The Truth about Clean Energy Jobs

The Washington Post’s assertions today about the Department of Energy’s loan programs are both incomplete and inaccurate.

Here are the facts: over the past two years, the Department of Energy’s Loan Program has supported a robust, diverse portfolio of more than 40 projects that are investing in pioneering companies as we work to regain American leadership in the global race for clean energy jobs. These projects include major advances for our renewable power industry including the world’s largest wind farm, several of the world’s largest concentrating solar thermal power generation facilities, and one of the country’s first commercial-scale cellulosic ethanol plants.

Collectively, the projects plan to employ more than 60,000 Americans, create tens of thousands more indirect jobs, provide clean electricity to power three million homes, and save more than 300 million gallons of gasoline a year, all while investing in American competitiveness. What matters to the men and women who have those jobs is that the investments that this Administration is making are helping to keep factories open and running.

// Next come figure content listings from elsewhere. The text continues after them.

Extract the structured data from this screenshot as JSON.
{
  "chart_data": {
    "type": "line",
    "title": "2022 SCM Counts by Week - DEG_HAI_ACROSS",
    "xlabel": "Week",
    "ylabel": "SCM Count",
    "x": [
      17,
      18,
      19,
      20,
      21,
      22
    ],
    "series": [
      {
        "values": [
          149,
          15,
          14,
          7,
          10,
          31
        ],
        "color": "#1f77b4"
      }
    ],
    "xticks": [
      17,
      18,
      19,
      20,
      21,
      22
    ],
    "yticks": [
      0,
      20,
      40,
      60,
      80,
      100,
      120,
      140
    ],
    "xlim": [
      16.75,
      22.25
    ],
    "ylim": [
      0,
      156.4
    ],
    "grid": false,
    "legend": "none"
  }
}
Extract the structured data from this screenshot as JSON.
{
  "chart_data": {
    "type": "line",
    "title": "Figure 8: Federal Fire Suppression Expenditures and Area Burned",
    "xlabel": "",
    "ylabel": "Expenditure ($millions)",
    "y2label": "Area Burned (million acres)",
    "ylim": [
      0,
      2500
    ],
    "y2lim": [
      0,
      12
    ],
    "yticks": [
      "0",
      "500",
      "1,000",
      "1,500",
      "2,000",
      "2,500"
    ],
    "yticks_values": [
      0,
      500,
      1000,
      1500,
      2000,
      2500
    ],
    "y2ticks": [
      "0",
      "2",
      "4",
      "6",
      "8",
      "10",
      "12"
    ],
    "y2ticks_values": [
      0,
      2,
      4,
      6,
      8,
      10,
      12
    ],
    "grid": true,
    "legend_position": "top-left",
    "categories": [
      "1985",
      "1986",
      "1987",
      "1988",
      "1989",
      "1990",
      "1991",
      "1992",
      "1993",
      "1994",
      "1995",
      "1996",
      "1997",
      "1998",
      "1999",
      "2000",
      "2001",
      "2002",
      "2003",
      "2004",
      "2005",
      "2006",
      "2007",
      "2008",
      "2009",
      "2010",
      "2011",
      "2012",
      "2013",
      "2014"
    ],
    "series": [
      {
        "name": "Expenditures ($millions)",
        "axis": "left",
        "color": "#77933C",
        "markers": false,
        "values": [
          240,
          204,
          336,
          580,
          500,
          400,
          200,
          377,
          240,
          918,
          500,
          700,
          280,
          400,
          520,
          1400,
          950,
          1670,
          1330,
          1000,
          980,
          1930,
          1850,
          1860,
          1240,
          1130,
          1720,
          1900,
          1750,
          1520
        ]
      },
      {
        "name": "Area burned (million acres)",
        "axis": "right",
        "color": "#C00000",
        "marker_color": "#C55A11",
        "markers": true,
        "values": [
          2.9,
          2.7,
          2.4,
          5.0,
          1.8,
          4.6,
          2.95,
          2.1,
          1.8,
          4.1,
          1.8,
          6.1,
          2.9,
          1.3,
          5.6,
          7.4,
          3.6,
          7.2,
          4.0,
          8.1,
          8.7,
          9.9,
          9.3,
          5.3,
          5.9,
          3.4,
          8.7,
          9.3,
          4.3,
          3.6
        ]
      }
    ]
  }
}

When the Washington Post claims that the program has created 3,500 jobs, here is what the reporters are excluding:

33,000 American auto jobs saved at Ford. The Post article does acknowledge that the program enabled Ford to modernize its factories to produce more fuel efficient vehicles, which a Ford spokeswoman credits for “helping retain the 33,000 jobs by ensuring our employees can build the fuel-efficient cars people want to drive.”

More than 7,300 construction jobs. Many of the projects funded by the program are wind and solar power plants, which create significant numbers of construction jobs but once built can be operated inexpensively without a large workforce. But the Washington Post chose to ignore all of those jobs. If a community built a new highway or a bridge that employed 200 workers directly during construction – and many more in the supply chain — and that also strengthened the local economy by making it faster to transport goods, would anyone say that the project created zero jobs?

Supply chain jobs. While these jobs aren’t reflected in official government estimates because of the difficulty in obtaining a precisely accurate count, that doesn’t mean they don’t exist. When a company spends $100 million or $200 million building a wind farm or a solar power plant, most of that economic value actually goes into the supply chain – creating huge manufacturing opportunities for the United States.

In fact, when you look at the Washington Post’s graphic, you can see that the program has already created or saved roughly 44,000 jobs. Many of the projects it has funded are just getting going, and many of the loans won’t even go out the door until the next few weeks. Others have not ramped fully up to scale. But we are on pace to achieve more than 60,000 direct jobs – and many more in the supply chain.

Here’s a simple example:

Last year, the Department awarded a loan guarantee to build the Kahuku wind energy plant in Hawaii. It employed 200 workers during construction. Those wind turbines were built in Cedar Rapids, Iowa. The wind power project also features a state of the art energy storage system supplied by a company in Texas. The supply chain reached 104 U.S. businesses in 21 states. But by the Washington Post’s count, none of those jobs – not even the 200 direct construction jobs – should count.

What’s critically important and completely ignored by the Washington Post, is that the value of this program can’t be measured in operating jobs alone. The investments are helping to build a new clean energy industry here in America. We are now on pace to double renewable energy generation from wind and solar from the time the President took office. Yet we are still in danger of falling behind China and other nations that are competing aggressively for leadership in these technologies. This is a race we can and will win, but only if we make these investments today. These investments will pay dividends not just in today’s jobs but in entire industries and supply chains – and in cleaner air and water for our children and grandchildren.

One of the goals of the program is to create projects that will encourage the private sector to take the financing risk on other, similar projects on its own. If we can show, for example, that a commercial scale cellulosic biofuel plant in Iowa can succeed, the private sector will likely finance many more of them around the country.

America’s economic strength has been built on technological leadership. The next great technological revolution is the clean energy revolution, and this Administration is committed to making sure that America will continue to lead the world.